W swoim ostatnim sparingu przed wznowieniem rozgrywek ligowych Avia zremisowała ze Starem Starachowice 1:1. Po raz kolejny przy okazji zimowych przygotowań na listę strzelców w ekipie żółto-niebieskich wpisał się Bezkod Akhmedov. Niewykluczone, że do drużyny Łukasza Mierzejewskiego w przyszłym tygodniu dołączy Ezana Kahsay, który rozwiązał niedawno umowę z Motorem Lublin.

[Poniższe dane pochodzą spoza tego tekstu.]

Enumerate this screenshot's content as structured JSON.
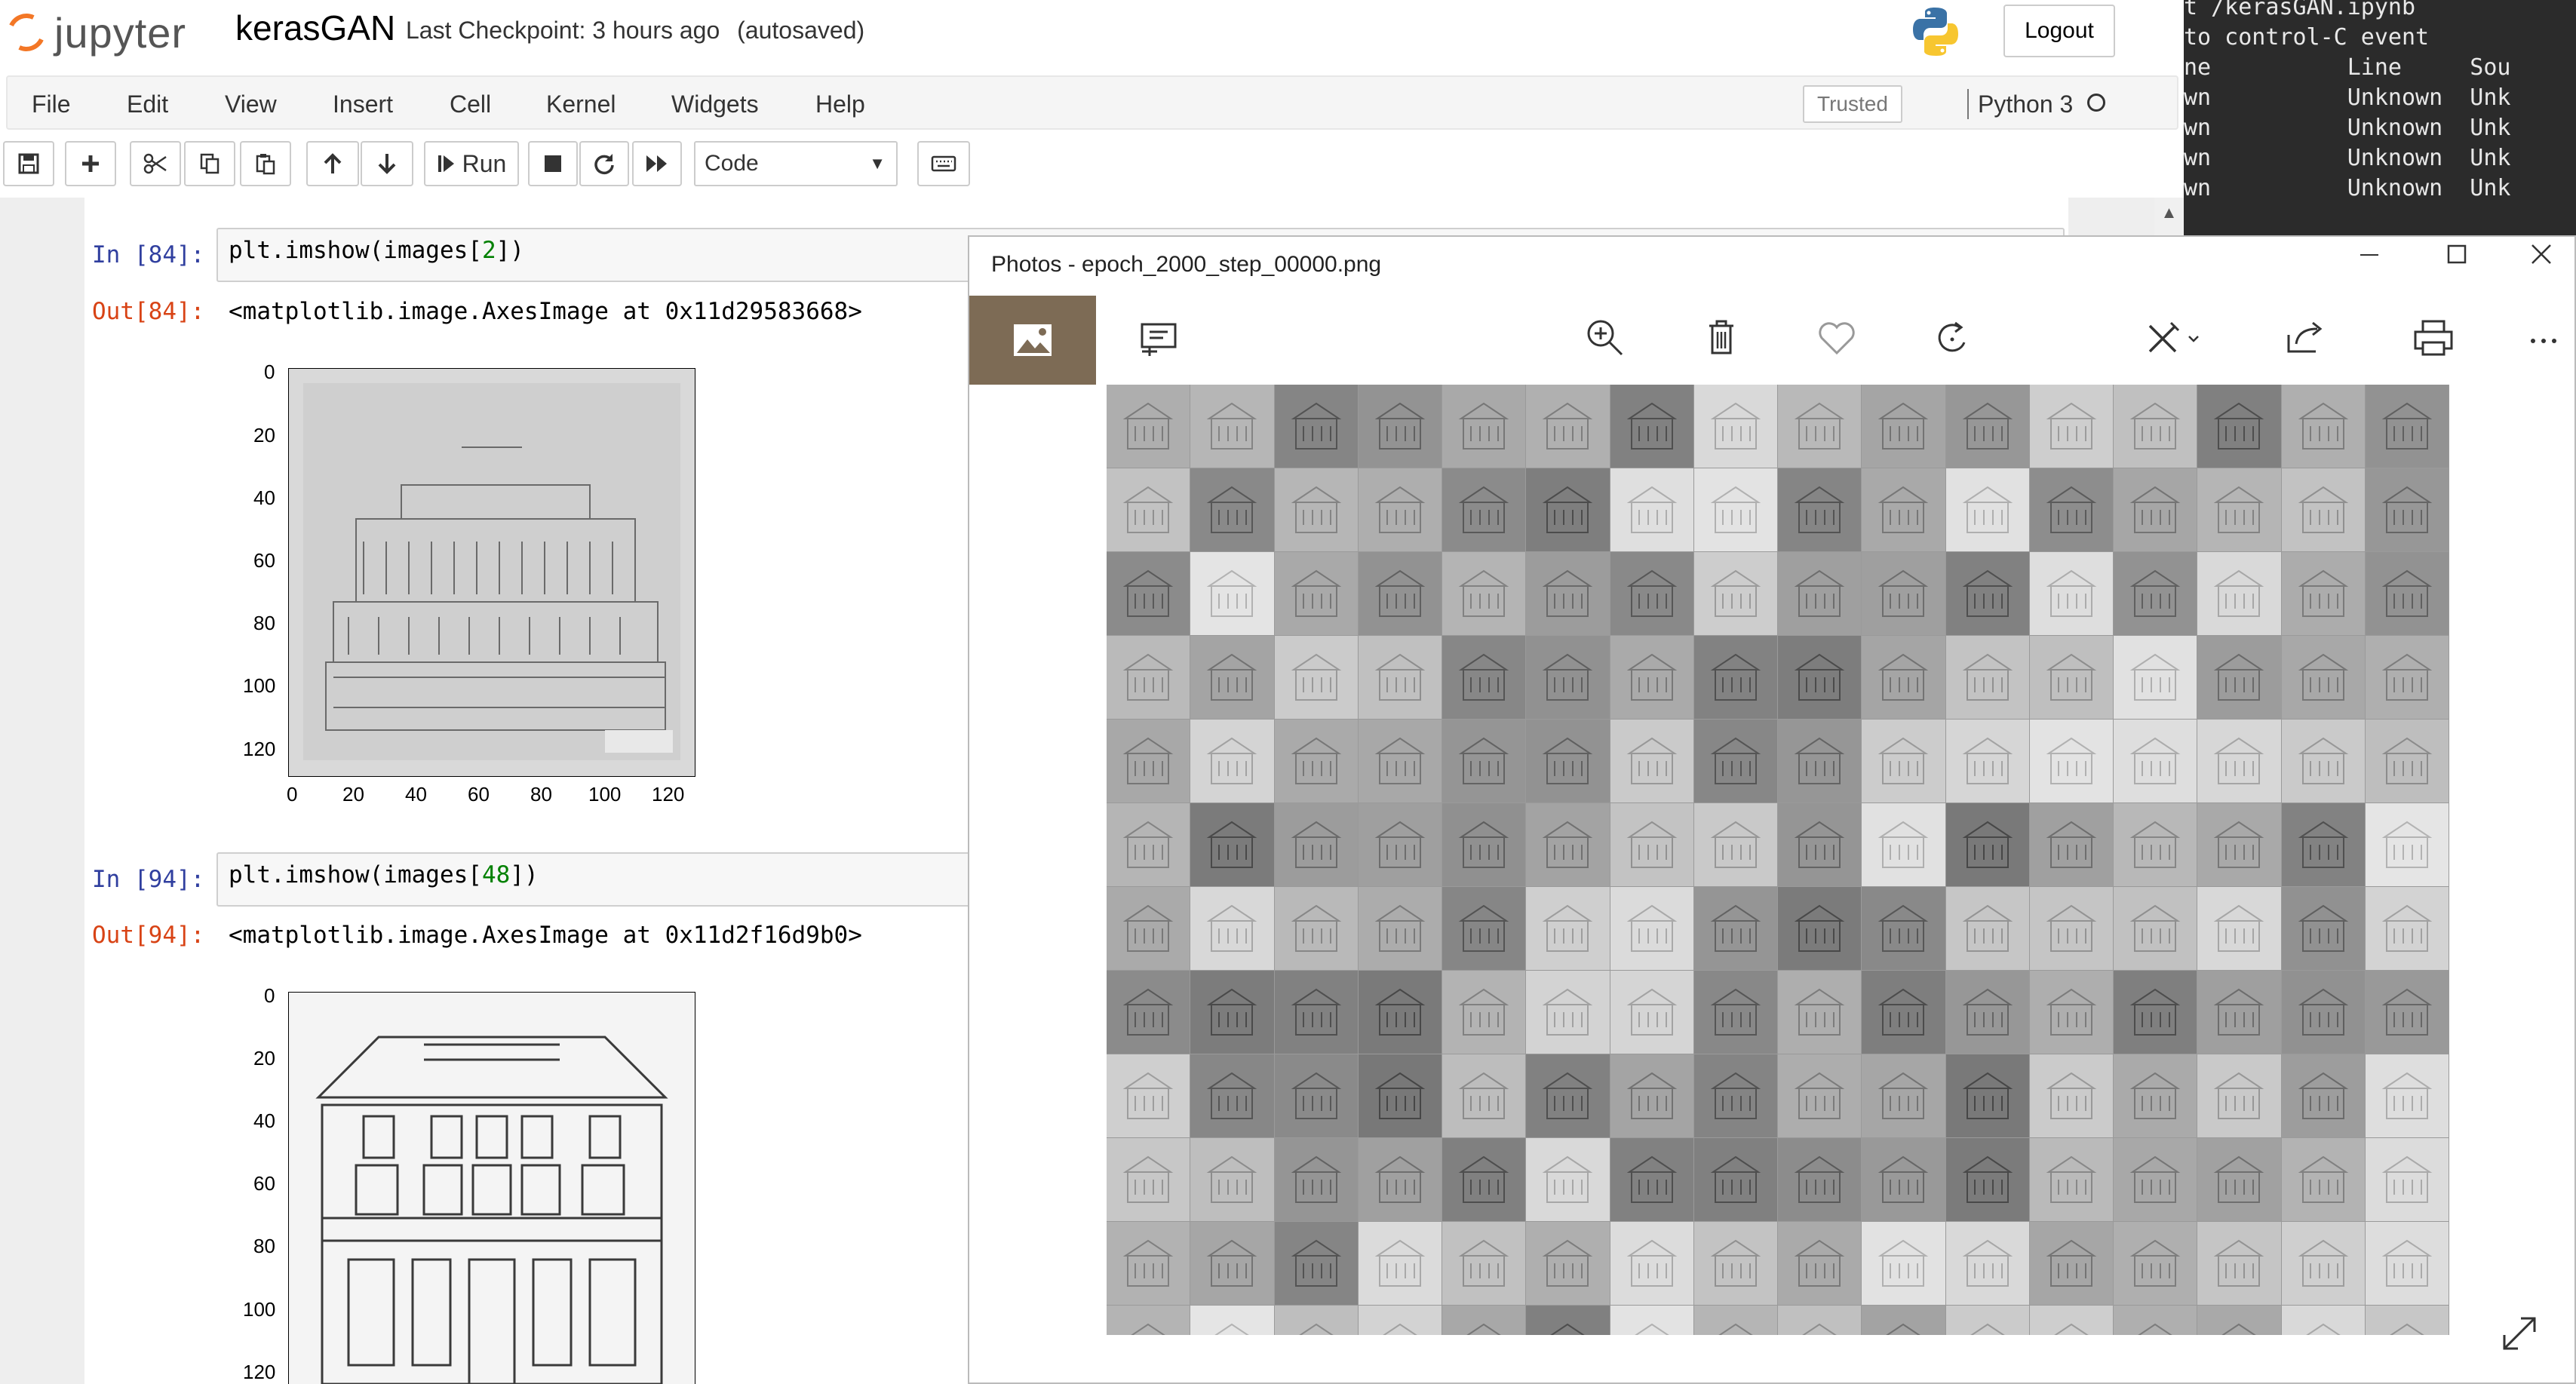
{
  "header": {
    "logo_text": "jupyter",
    "notebook_name": "kerasGAN",
    "checkpoint_text": "Last Checkpoint: 3 hours ago",
    "autosave_text": "(autosaved)",
    "logout_label": "Logout"
  },
  "menubar": {
    "items": [
      "File",
      "Edit",
      "View",
      "Insert",
      "Cell",
      "Kernel",
      "Widgets",
      "Help"
    ],
    "trusted_label": "Trusted",
    "kernel_name": "Python 3"
  },
  "toolbar": {
    "run_label": "Run",
    "cell_type": "Code"
  },
  "cells": [
    {
      "in_prompt": "In [84]:",
      "code_prefix": "plt.imshow(images[",
      "code_num": "2",
      "code_suffix": "])",
      "out_prompt": "Out[84]:",
      "output_text": "<matplotlib.image.AxesImage at 0x11d29583668>",
      "y_ticks": [
        "0",
        "20",
        "40",
        "60",
        "80",
        "100",
        "120"
      ],
      "x_ticks": [
        "0",
        "20",
        "40",
        "60",
        "80",
        "100",
        "120"
      ]
    },
    {
      "in_prompt": "In [94]:",
      "code_prefix": "plt.imshow(images[",
      "code_num": "48",
      "code_suffix": "])",
      "out_prompt": "Out[94]:",
      "output_text": "<matplotlib.image.AxesImage at 0x11d2f16d9b0>",
      "y_ticks": [
        "0",
        "20",
        "40",
        "60",
        "80",
        "100",
        "120"
      ]
    }
  ],
  "terminal": {
    "lines": [
      "t /kerasGAN.ipynb",
      "to control-C event",
      "ne          Line     Sou",
      "wn          Unknown  Unk",
      "wn          Unknown  Unk",
      "wn          Unknown  Unk",
      "wn          Unknown  Unk"
    ]
  },
  "photos": {
    "title": "Photos - epoch_2000_step_00000.png",
    "minimize_icon": "minimize-icon",
    "maximize_icon": "maximize-icon",
    "close_icon": "close-icon"
  }
}
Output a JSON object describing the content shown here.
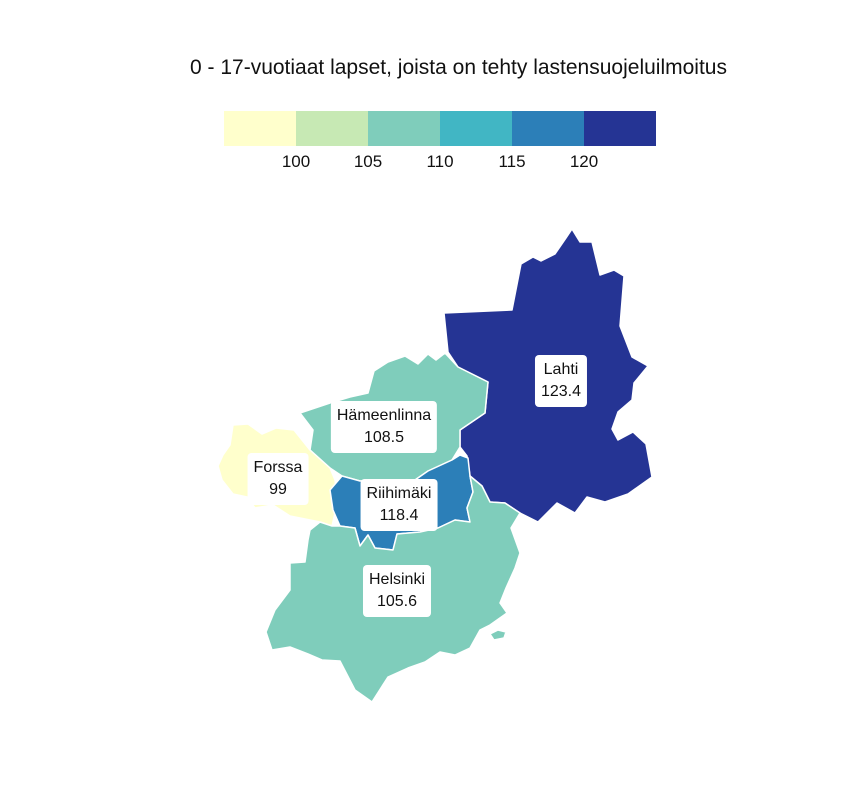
{
  "map": {
    "title": "0 - 17-vuotiaat lapset, joista on tehty lastensuojeluilmoitus"
  },
  "legend": {
    "colors": [
      "#ffffcc",
      "#c7e9b4",
      "#7fcdbb",
      "#41b6c4",
      "#2c7fb8",
      "#253494"
    ],
    "ticks": [
      "100",
      "105",
      "110",
      "115",
      "120"
    ]
  },
  "regions": [
    {
      "name": "Lahti",
      "value": "123.4",
      "color": "#253494"
    },
    {
      "name": "Hämeenlinna",
      "value": "108.5",
      "color": "#7fcdbb"
    },
    {
      "name": "Forssa",
      "value": "99",
      "color": "#ffffcc"
    },
    {
      "name": "Riihimäki",
      "value": "118.4",
      "color": "#2c7fb8"
    },
    {
      "name": "Helsinki",
      "value": "105.6",
      "color": "#7fcdbb"
    }
  ]
}
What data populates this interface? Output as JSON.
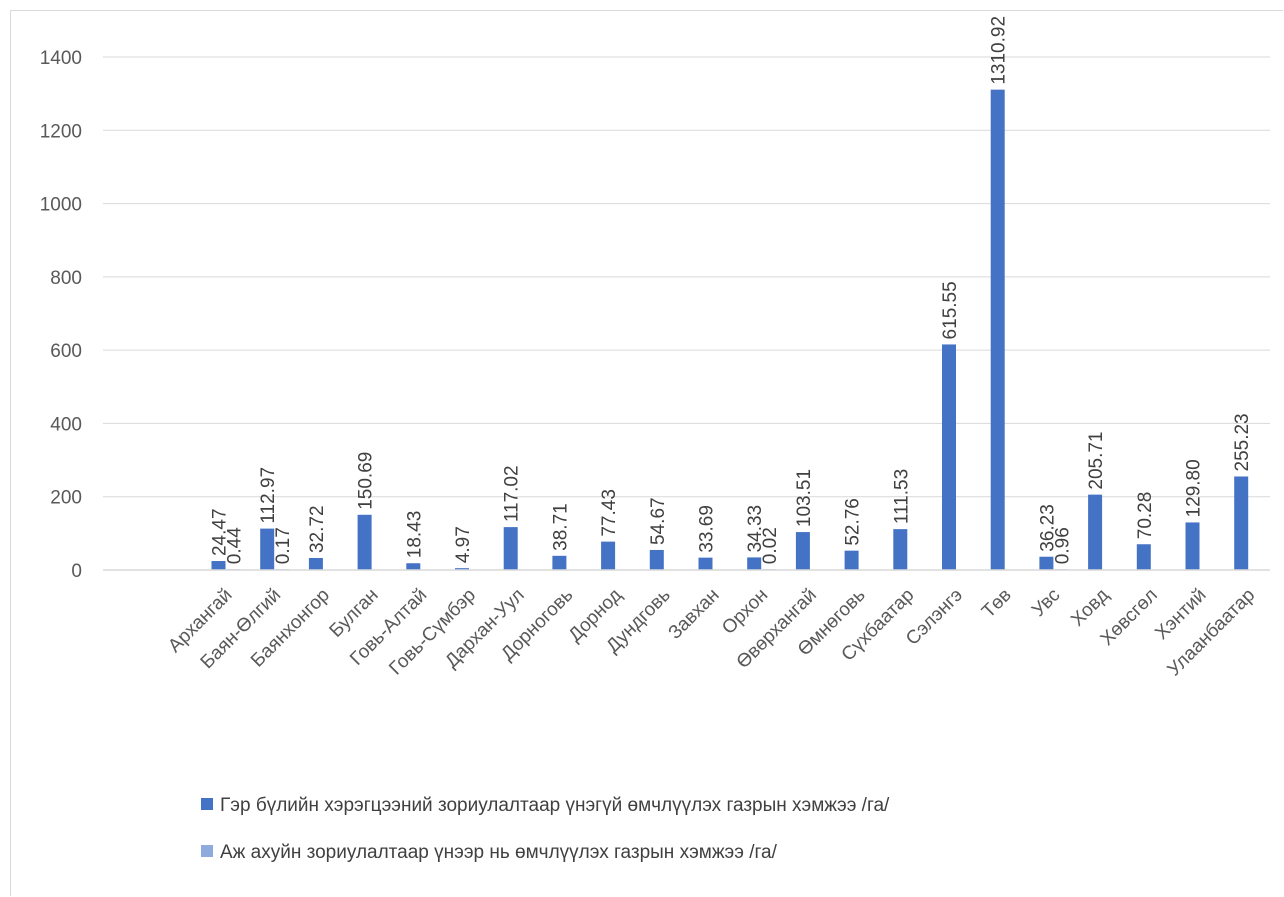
{
  "chart_data": {
    "type": "bar",
    "title": "",
    "xlabel": "",
    "ylabel": "",
    "ylim": [
      0,
      1400
    ],
    "yticks": [
      0,
      200,
      400,
      600,
      800,
      1000,
      1200,
      1400
    ],
    "grid": true,
    "legend_position": "bottom",
    "categories": [
      "Архангай",
      "Баян-Өлгий",
      "Баянхонгор",
      "Булган",
      "Говь-Алтай",
      "Говь-Сүмбэр",
      "Дархан-Уул",
      "Дорноговь",
      "Дорнод",
      "Дундговь",
      "Завхан",
      "Орхон",
      "Өвөрхангай",
      "Өмнөговь",
      "Сүхбаатар",
      "Сэлэнгэ",
      "Төв",
      "Увс",
      "Ховд",
      "Хөвсгөл",
      "Хэнтий",
      "Улаанбаатар"
    ],
    "series": [
      {
        "name": "Гэр бүлийн хэрэгцээний зориулалтаар үнэгүй өмчлүүлэх газрын хэмжээ /га/",
        "color": "#4472c4",
        "values": [
          24.47,
          112.97,
          32.72,
          150.69,
          18.43,
          4.97,
          117.02,
          38.71,
          77.43,
          54.67,
          33.69,
          34.33,
          103.51,
          52.76,
          111.53,
          615.55,
          1310.92,
          36.23,
          205.71,
          70.28,
          129.8,
          255.23
        ],
        "labels": [
          "24.47",
          "112.97",
          "32.72",
          "150.69",
          "18.43",
          "4.97",
          "117.02",
          "38.71",
          "77.43",
          "54.67",
          "33.69",
          "34.33",
          "103.51",
          "52.76",
          "111.53",
          "615.55",
          "1310.92",
          "36.23",
          "205.71",
          "70.28",
          "129.80",
          "255.23"
        ]
      },
      {
        "name": "Аж ахуйн зориулалтаар үнээр нь өмчлүүлэх газрын хэмжээ /га/",
        "color": "#8faadc",
        "values": [
          0.44,
          0.17,
          null,
          null,
          null,
          null,
          null,
          null,
          null,
          null,
          null,
          0.02,
          null,
          null,
          null,
          null,
          null,
          0.96,
          null,
          null,
          null,
          null
        ],
        "labels": [
          "0.44",
          "0.17",
          "",
          "",
          "",
          "",
          "",
          "",
          "",
          "",
          "",
          "0.02",
          "",
          "",
          "",
          "",
          "",
          "0.96",
          "",
          "",
          "",
          ""
        ]
      }
    ]
  }
}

Popularny „Izi” po bardzo dobrym sezonie 2021/2022, w którym zdobył 16 goli dla Chełmianki mógł przebierać w ofertach. Pojawiło się nawet zainteresowanie z I ligi. Ostatecznie 28-latek zdecydował się na transfer do Motoru.
W Lublinie miał jednak problem ze skutecznością, ale i regularną grą. Na jesieni wystąpił w 22 spotkaniach (18 w lidze i cztery w Fortuna Pucharze Polski) i zdobył trzy gole (dwa w lidze i jeden w FPP). W lidze tylko sześć razy wychodził jednak na boisko w podstawowym składzie, a w sumie od deski do deski zagrał jedynie trzykrotnie.
Po zimowych transferach napastników Kahsay miałby jeszcze mniejsze szanse na grę, dlatego rozwiązał umowę z drugoligowcem i rozgląda się za nowym pracodawcą. Chętnie w swoich szeregach widziałaby go właśni Avia, która rozgląda się od dawna za nowym napastnikiem. Nic nie wyjdzie z transferu ukraińskiego napastnika, który nie odpowiedział na ofertę ze Świdnika. Czy uda się dojść do porozumienia z „Izim”? Przekonamy się w najbliższych dniach.
Jeżeli chodzi o sobotni sparing, to trenera Mierzejewskiego cieszył na pewno fakt, że udało się zagrać na naturalnym boisku. Problem w tym, że pogoda akurat nie rozpieszczała tego dnia, dlatego murawa w Dąbrowicy szybko nie nadawała się do gry. Po 45 minutach było 0:0. Świdniczanie świetnie rozpoczęli drugą odsłonę. Szymon Rak mógł sam uderzać na bramkę, ale zdecydował się jeszcze odegrać do lepiej ustawionego Bezkora Akhmedova, który bez problemów skierował futbolówkę do siatki. Po godzinie gry do wyrównania doprowadził były napastnik Motoru Michał Grunt. I ostatecznie zawody zakończyły się remisem 1:1.
– To był dla nas dobry sprawdzian. Mniej może było grania w piłkę, a więcej cech wolicjonalnych i dużo walki w kontakcie. A chyba właśnie to czeka nas w pierwszym meczu ligowym z Czarnymi Połaniec. Warunki będą pewnie podobne także, jeżeli chodzi o boisko. A to chociaż naturalne, to już po kilkunastu minutach nie nadawało się do gry i na pewno było ciężko nawet poruszać się po tej murawie. Było kilka sytuacji, zarówno w pierwszej, jak i drugiej połowie, ale zabrakło nam finalizacji. Mimo wszystko na pewno to był cenny sparing i dobre przygotowanie pod ligę – zapewnia trener Mierzejewski.
Avia Świdnik – Star Starachowice 1:1 (0:0)
Bramki: Akhmedov (47) – Grunt (62).
Avia: Rosiak – Janiszek, Kursa, Midzierski, Kalinowski, Uliczny, Mydlarz, Maluga, Zając, Kompanicki, Białek oraz Drozd, Wdowiak, Popiołek, Kunca, Poleszak, Akhmedov, Rak.